Here, I am thus every day, thus all the time. But tell me, what is "thus"? Try to express it outside of discriminatory consciousness, intellectual assessments, and verbal formulations. This reality is not susceptible to your intellectual understanding. ... How can you think of your original mind? How can you see your own eye? ... What can be seen by the eye or heard by the ear can be studied in the scriptures.
But what about the basis of awareness itself -- how do you study that?
I will settle something for you right now: the ultimate rule is to see your own mind clearly. An ancient said, "The mind does not know itself, the mind does not see itself." So how can you see it clearly? Mind does not see mind; to get it, you must not see it as mind.
Do you want to understand? Just discern the things perceived; you cannot see the mind itself.
All that is necessary is that there be no perceiver or perceived when you perceive [no separation of perceiver and perceived], no thinker or thought when you think [no separation of thinker and thought]. Buddhism is very easy. Just let go, then step back and look.
How about when they say the sound of the rain has given you a sermon? Is that correct? I do not agree; the sound of the rain is you giving a sermon. But do you understand? Clarify it directly; then what else is there?
There is nothing in my experience that is not true. If there were anything at all untrue, how could I presume to guide others? As for you, obviously there is something not true; that is why you come to someone to find certainty.
Where is your mistake? Fundamentally not understanding [nobody does originally], you then seek understanding. Since you basically do not understand, what are you capable of doing? Look to see where the not understanding comes from. Do you want to know? This non-understanding of yours basically comes from nowhere. Since it comes from nowhere, how could this not understanding be? And when you understand, the nonunderstanding goes nowhere.
If you know that falsehood is fundamentally the path, then there is no falsehood in it. Therefore those who master the path have no attainment. Just do not seek elsewhere, and realise there is no confusion or falsehood; this is called seeing the path. The path is inherently always out in the open. Thus for those who attain the path, there is nothing that is not it.
Another book has a chapter on Zen Master Fo-yen:
(Thomas Cleary, "Zen Essence: The Science of Freedom". Shambhala Publications, Boston, 1989)
... Scripture also says [Diamond Sutra], "All appearances are illusory.
If you see appearances are not the same as true characteristics, you see where enlightenment comes from [you see the Tathagata]."

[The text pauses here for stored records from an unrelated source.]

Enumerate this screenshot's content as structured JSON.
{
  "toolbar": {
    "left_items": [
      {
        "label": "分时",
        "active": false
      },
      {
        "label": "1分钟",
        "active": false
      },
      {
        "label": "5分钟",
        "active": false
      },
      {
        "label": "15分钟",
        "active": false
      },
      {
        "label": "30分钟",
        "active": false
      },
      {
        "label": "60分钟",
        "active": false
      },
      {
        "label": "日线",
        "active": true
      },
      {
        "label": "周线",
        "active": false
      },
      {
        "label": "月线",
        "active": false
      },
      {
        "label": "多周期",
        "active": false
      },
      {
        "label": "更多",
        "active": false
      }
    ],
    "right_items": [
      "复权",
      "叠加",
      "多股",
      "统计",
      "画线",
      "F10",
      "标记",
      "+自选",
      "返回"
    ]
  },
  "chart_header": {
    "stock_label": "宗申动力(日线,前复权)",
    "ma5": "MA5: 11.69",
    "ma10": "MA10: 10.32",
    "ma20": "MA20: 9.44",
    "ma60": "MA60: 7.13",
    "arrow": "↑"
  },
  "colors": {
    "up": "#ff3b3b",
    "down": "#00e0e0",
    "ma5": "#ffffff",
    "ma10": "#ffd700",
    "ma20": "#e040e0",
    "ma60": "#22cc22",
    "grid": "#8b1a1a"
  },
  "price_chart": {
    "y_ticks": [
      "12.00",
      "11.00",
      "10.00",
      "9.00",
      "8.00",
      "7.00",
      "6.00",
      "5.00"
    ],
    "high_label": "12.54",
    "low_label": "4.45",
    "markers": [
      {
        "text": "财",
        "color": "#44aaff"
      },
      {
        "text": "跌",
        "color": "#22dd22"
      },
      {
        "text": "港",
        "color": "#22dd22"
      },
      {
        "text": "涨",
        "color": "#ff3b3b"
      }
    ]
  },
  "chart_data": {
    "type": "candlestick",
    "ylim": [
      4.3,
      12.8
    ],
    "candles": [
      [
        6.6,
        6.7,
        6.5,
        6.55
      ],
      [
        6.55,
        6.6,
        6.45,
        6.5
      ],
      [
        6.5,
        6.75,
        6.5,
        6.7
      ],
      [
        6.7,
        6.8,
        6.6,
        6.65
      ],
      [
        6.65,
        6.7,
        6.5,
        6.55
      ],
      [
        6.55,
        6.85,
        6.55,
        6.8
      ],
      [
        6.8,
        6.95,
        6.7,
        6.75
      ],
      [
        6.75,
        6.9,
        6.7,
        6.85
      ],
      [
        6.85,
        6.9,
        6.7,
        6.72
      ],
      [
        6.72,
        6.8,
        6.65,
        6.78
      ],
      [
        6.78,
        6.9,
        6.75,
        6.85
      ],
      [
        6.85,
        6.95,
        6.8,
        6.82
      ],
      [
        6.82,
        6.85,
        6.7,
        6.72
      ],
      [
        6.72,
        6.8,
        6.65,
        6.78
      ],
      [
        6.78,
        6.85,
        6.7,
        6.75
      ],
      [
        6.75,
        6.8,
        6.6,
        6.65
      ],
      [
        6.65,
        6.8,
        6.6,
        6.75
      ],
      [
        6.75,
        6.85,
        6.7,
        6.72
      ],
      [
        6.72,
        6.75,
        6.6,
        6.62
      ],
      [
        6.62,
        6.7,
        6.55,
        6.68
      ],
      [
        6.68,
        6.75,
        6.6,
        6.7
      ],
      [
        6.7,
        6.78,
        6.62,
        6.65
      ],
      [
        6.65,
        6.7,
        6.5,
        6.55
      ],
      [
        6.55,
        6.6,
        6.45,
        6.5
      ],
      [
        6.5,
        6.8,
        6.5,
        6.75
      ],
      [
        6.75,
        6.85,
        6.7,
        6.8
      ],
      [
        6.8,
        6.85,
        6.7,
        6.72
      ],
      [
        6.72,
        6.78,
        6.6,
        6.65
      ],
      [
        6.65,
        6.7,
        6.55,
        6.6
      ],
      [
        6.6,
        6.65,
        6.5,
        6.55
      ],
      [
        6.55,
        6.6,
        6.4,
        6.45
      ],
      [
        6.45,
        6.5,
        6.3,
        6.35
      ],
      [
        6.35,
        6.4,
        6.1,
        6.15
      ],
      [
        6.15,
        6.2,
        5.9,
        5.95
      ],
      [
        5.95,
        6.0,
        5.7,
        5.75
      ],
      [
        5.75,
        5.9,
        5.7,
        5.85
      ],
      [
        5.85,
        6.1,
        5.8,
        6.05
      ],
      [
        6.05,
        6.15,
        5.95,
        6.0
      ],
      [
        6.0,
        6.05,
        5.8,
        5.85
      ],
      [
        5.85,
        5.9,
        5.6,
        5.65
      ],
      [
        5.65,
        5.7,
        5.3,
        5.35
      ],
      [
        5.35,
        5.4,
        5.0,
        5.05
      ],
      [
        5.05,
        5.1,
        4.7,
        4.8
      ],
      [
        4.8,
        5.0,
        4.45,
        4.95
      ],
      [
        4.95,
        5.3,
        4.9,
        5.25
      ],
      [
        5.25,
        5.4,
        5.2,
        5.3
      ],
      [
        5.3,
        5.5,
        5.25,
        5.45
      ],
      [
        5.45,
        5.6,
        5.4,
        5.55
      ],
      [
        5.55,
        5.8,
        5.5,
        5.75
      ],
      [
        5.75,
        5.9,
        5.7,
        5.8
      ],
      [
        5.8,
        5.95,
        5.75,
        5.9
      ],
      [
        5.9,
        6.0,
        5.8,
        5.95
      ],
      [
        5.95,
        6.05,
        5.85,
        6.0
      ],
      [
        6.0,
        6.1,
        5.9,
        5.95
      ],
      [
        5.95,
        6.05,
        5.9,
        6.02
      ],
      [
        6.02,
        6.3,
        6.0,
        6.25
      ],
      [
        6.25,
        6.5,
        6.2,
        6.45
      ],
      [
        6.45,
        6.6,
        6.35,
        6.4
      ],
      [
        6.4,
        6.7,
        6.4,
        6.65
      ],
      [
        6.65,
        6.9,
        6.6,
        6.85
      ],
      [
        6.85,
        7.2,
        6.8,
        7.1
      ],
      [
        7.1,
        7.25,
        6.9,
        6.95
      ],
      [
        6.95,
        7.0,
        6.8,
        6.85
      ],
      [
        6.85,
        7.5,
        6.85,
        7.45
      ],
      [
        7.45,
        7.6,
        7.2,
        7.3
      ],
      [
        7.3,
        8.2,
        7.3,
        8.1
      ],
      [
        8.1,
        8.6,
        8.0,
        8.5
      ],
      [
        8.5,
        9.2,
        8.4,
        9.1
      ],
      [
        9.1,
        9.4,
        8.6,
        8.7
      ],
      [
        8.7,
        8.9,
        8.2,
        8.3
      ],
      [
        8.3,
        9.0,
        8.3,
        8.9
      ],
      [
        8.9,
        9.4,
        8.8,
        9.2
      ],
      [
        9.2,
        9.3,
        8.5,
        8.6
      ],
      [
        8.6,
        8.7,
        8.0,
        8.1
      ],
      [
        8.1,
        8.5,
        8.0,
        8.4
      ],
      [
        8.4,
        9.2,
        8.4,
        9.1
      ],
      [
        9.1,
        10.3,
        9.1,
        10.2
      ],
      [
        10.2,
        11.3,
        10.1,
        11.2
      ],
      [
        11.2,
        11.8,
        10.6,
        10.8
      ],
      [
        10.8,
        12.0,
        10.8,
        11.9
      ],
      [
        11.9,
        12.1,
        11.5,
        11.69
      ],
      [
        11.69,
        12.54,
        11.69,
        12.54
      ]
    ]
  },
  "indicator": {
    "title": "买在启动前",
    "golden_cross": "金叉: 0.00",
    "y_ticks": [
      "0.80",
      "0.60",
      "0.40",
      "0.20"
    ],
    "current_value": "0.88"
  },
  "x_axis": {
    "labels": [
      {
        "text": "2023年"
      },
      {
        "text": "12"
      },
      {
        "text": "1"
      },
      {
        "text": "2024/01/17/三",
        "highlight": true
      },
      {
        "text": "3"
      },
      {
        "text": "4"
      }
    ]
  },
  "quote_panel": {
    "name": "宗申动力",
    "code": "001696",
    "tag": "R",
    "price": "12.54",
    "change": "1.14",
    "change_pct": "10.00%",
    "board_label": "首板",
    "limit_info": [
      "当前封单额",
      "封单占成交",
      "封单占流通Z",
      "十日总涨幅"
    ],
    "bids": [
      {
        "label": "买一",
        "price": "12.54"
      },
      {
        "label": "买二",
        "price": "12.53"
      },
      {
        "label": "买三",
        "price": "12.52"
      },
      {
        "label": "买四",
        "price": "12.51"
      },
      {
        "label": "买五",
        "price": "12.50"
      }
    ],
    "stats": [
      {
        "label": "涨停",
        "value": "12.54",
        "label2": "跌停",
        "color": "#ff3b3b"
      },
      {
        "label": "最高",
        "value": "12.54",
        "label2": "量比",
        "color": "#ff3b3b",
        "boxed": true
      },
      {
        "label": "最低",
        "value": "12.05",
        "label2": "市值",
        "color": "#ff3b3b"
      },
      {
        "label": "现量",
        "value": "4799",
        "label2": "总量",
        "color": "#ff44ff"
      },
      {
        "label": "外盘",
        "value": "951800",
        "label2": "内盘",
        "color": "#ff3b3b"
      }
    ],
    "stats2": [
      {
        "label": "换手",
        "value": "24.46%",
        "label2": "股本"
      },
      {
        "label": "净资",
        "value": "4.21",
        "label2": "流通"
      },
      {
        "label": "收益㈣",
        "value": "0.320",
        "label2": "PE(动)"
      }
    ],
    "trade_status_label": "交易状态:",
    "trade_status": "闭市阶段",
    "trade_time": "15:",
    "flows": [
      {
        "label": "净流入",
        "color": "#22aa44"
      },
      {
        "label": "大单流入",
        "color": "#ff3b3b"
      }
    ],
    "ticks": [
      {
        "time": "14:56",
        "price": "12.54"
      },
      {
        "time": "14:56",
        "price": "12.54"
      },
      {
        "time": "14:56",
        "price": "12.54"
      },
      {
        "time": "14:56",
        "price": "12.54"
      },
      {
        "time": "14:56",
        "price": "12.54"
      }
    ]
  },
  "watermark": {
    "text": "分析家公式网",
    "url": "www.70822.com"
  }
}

An ancient Zen master said, "if you deny appearances as you see them, you do not see where enlightenment comes from [you do not see the Tathagata]."
Just step back, stop mental machinations, and try to become aware of all the implications of these sayings. If you suddenly see through, how can you be affected by anything?
When you see, let there be no seer or seen; when you hear, let there be no hearer or heard; when you think, let there be no thinker or thought [no separation of seer and seen, of hearer and heard, of thinker and thought].
Buddhism is extremely easy and saves the most energy. It's just that you yourself waste energy and cause yourself trouble. The ancients saw people helpless, and told them to try meditating quietly. This was good advice, but later people didn't understand what the ancients meant, and closed their eyes, suppressed body and mind, and sat like lumps waiting for enlightenment. How foolish! [You must not just sit: you must also realise that the one sitting, i.e. you, is your only teacher.]